Writer Pro fits my needs.

I want an editor that can let me focus on writing, getting the words dumped from brain, then get the words polish.

I am not seeking an editor that I would use it as the only app in my entire workflow, such as publishing. My output may be an HTML file, a doc file, a report with open office templates. What is the output doesn’t matter. What matter is the writing process. I have an environment that I can focus on the content itself, regardless of its input and output.

I think it is not the point to compare writer pro with other writing tool. The point is, is the writing app you are using works for you and makes you write better.

For me, Writer Pro just works. It doesn’t come with any fancy features that exist in other writing apps. But it works for me that make me focus to write, and thus makes me write better.

I have been using it daily now and I feel more productive and inspired in writing than any other apps I have ever used.

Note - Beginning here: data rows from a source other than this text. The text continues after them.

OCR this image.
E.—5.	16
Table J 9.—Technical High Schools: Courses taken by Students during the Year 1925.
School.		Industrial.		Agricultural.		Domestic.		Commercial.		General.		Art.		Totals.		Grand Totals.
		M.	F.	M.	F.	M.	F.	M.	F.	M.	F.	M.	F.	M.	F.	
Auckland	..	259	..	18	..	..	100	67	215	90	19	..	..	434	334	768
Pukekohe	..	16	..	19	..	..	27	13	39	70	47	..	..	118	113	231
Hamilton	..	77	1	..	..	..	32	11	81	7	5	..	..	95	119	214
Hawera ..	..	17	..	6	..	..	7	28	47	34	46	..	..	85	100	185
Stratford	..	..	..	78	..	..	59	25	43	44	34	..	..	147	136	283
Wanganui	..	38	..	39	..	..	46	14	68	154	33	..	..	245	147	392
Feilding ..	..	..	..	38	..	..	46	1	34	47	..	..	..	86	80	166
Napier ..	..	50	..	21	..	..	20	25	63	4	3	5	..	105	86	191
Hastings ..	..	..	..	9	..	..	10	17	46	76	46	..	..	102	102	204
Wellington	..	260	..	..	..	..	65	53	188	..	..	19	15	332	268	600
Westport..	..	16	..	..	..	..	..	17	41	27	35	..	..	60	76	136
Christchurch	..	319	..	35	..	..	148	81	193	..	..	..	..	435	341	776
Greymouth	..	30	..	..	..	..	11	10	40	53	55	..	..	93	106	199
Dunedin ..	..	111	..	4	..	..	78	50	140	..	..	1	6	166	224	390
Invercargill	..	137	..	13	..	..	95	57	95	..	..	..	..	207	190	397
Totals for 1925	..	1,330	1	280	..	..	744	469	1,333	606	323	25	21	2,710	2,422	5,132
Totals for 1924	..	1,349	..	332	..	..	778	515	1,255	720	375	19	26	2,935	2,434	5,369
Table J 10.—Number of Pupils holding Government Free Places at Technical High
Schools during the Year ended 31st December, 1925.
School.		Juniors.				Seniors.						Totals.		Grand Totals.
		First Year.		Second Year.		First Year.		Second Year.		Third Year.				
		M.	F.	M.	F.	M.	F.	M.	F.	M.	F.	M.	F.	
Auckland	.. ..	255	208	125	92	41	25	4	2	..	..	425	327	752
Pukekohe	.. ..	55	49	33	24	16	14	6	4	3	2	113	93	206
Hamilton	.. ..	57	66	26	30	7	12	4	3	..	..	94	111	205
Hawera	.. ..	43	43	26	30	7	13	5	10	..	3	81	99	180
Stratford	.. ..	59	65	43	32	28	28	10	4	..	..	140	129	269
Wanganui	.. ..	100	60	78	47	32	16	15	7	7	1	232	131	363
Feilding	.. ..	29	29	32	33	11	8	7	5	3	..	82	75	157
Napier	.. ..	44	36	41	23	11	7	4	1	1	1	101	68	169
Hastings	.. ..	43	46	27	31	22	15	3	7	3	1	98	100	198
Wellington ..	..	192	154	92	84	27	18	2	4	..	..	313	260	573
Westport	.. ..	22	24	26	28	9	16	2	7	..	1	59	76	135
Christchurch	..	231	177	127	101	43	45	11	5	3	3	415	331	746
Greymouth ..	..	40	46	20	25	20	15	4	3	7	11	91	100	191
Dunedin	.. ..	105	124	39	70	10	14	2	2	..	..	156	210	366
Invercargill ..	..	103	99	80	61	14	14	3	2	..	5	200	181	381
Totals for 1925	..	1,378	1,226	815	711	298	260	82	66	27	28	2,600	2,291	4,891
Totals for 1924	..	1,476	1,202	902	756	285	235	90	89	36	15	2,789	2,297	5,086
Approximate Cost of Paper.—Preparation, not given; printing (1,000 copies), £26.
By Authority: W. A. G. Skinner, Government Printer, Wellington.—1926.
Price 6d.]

This is all I need and it already worth the price for me.

But no, it is not perfect for me yet. For example, the lack of internal document search makes iPhone difficult to write a long essay, say an entire chapter of my book writing.

I would like to see the following improvement in the future of Writer Pro.

  1. A better stack management to group documents.
  2. A versioning system with diff annotations.
  3. An internal search within the document, on iOS

Every one has its own needs on text editor, right?